2018年05月27日

説教 『無意味なものにならないため』

2018年5月27日の礼拝
相模原教会牧師 辻川篤
コリントの信徒への手紙二9章章1〜5節
聖なる者たちへの奉仕について、これ以上書く必要はありません。わたしはあなたがたの熱意を知っているので、アカイア州では去年から準備ができていると言って、マケドニア州の人々にあなたがたのことを誇りました。あなたがたの熱意は多くの人々を奮い立たせたのです。わたしが兄弟たちを派遣するのは、あなたがたのことでわたしたちが抱いている誇りが、この点で無意味なものにならないためです。また、わたしが言ったとおり用意していてもらいたいためです。そうでないと、マケドニア州の人々がわたしと共に行って、まだ用意のできていないのを見たら、あなたがたはもちろん、わたしたちも、このように確信しているだけに、恥をかくことになりかねないからです。そこで、この兄弟たちに頼んで一足先にそちらに行って、以前あなたがたが約束した贈り物の用意をしてもらうことが必要だと思いました。渋りながらではなく、惜しまず差し出したものとして用意してもらうためです。

 パウロは、コリントの教会から1年前に「エルサレム教会への募金を集めてますから、待っていて下さい」との約束を聞いていました。でも1年という時間は長いもので、その間に教会で諸問題が堰を切ったように溢れ出したのです。私どもならそういう時、他人のことを思って支えたいという思いは、どうなるのかと思います。もしかしたら「他人のことを気付かっている余裕なんて無い」と言い始めたりしないでしょうか。そして他者を憶えて祈ることさえ忘れて行くことも。

 そうであるのなら、コリントの人たちに伝える言葉は当然、忠告になるはずだと思います。しかしパウロは募金を集めるのを忘れないようにと勧告する前に、2節、「あなたがたを誇りました」と言ったのです。募金が集まったかどうか、彼らが約束を守る人たちであったかどうか、その結果を見ないで、結果を見る前に、「誇った」と言っているのです。人は大抵、相手の行いの結果を見て「なんて素晴らしい人だろう。私の誇りです」と言うじゃないですか。でもパウロは、彼らが満足のいく募金をしてくれたから、その結果が素晴らしくって誇るんじゃない。その順序を全く無視しているのです。彼らのすることを見ないで、大胆に冒険するように、信頼するほうに飛び込んだのです。

 彼らの「他者を思う心」は、教会の諸問題の波に飲み込まれて失う危機の中を歩んでいた。だからパウロは居ても立ってもいられなかったのでしょう。だから彼らに「あなた方には、隣人を愛する心が在るだろ」と伝えないではいられなかった。その思いで「あなたたちを私は誇っている。誇り続けているから」とこの手紙を書き送ったのだと思えてなりません。

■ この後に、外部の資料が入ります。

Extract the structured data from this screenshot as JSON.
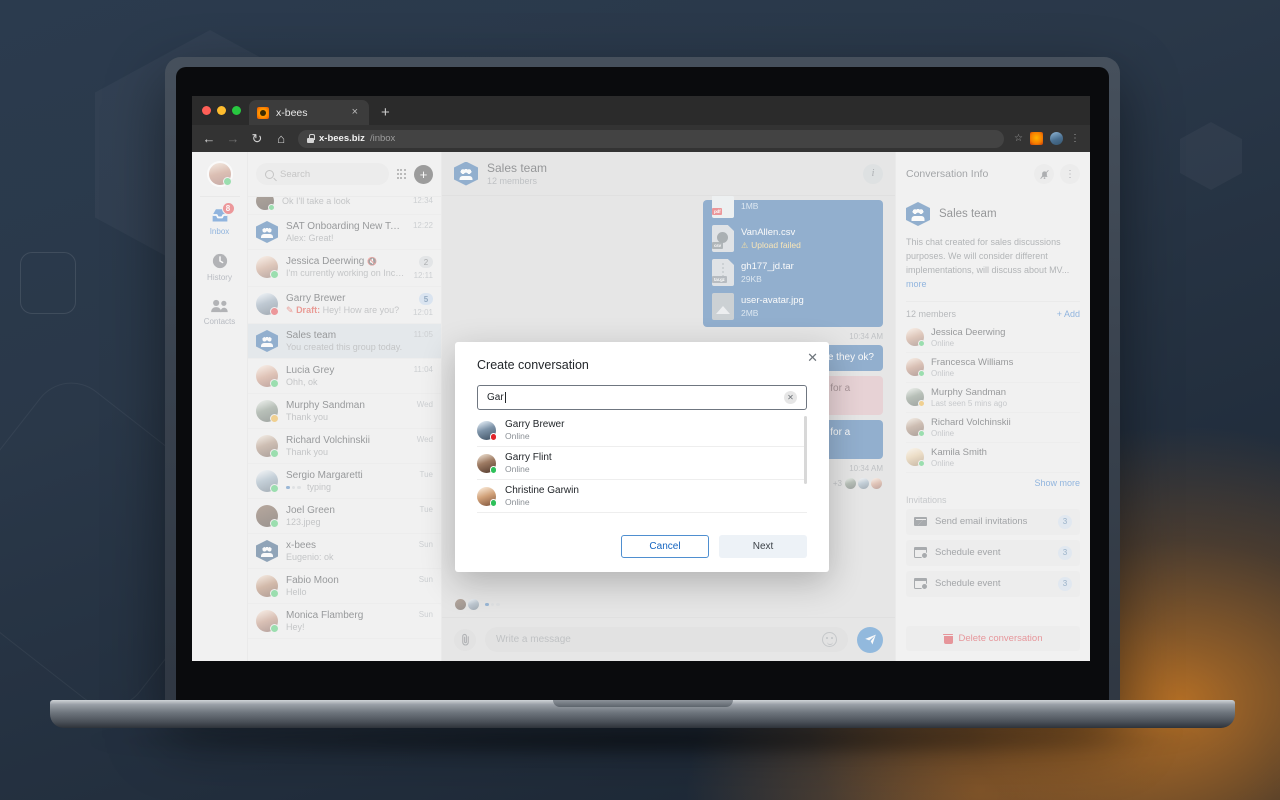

 今朝の御言葉が、聖書の御言葉であることにおいて、単に2千年前にパウロという特定の人が、コリントという特定の人々に告げた言葉でなくなります。これが神の御言葉であることにおいて、私どもにも、神ご自身から告げられている宣言になるのです。主なる神が、今朝わたしどもにも告げていて下さる、「あなたは私の誇りだ。だから私のその思いを、無意味なものにしないでおくれ」と。私どもに「他者を思う人として生きておくれ。行いにおいて、あなたの口から出る言葉において、そのように生きておくれ」と告げていて下さるのです。神は、私どもを信じ切る冒険をして下さる。私どもが、必ず神様の信頼に応答する姿に歩むことを、信頼していて下さるからです。新しい1週間が始まりました。たとえ荒れ狂う問題があろうとも、そこでもなお他者を思い、隣人のために祈り、家族のために神に執り成すキリスト者として、歩もうではありませんか。
posted by 相模原教会ウェブページ管理委員会 at 14:30| 主日説教要約

2018年5月27日の礼拝

礼拝説教「無意味なものにならないため」、コリントの信徒への手紙二 9章1〜5節、辻川篤牧師。讃美歌499、532、403。交読詩編97編1〜12節。